Mi hermana Ana dice que nuestra familia es atípica. No sé si tiene razón o no, pero voy a ofreceros un dato para que saquéis vuestras propias conclusiones.
Hemos celebrado las Navidades –todas ellas– el domingo 14 de diciembre. Desde hace tres años, P. y yo decidimos darnos el piro en estas fiestas tan señaladas y entrañables. Así que el domingo 14 P. quedó con su familia en Madrid y yo con la mía en Badalona.
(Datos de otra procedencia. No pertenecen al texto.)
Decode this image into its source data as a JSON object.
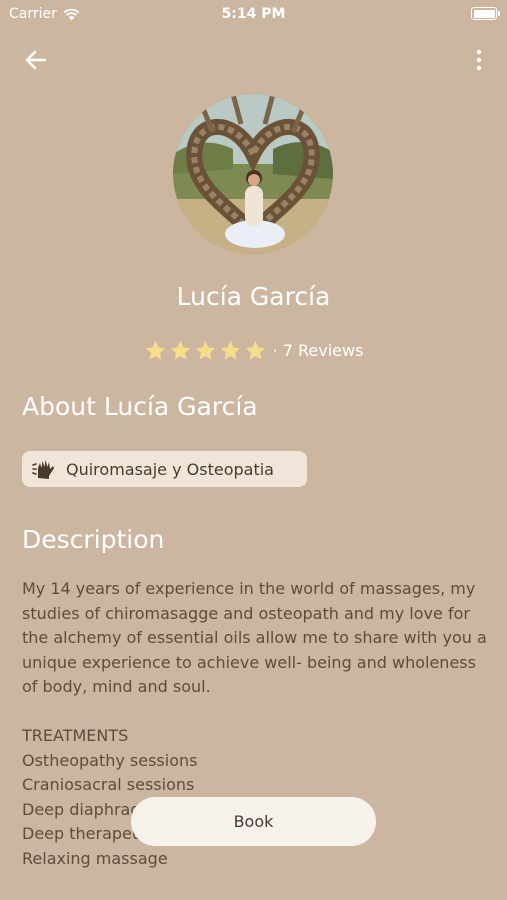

Lo he comprobado con los años: para que la familia sobreviva es fundamental que se vea poco. Paso con la mía cuatro horas: llego a comer a casa de mi madre a la una y me largo a las cinco y media. Ese el tiempo ideal para beber de la manera adecuada, no como esas comidas que se alargan hasta el infinito y el alcohol campa a sus anchas. En ese espacio de tiempo cogemos el puntito necesario para decirnos cuánto nos queremos y hasta hacer planes de futuro.
Aprovecho para hacerme una foto con mi madre y mis hermanas, que utilizan la máscara de la función ‘Cómeme el coco negro’ para ampararse en el anonimato porque no son de las que les guste salir en los papeles. A las cinco y media de la tarde recogemos el chiringuito y rapto a mi madre para que pase una semana conmigo en Madrid. Ahora la tengo a mi lado, en el AVE, resolviendo crucigramas. Felicidad extrema. Aunque al día siguiente, recién levantado, mientras apuro mi primer café con leche me suelta la primera andanada: “Hay que ver, todo el mundo me dice que tenemos los mismos andares. Con la misma chepita y todo”. Me quedo sin habla. ¿Es eso lo que se conoce como amor de madre?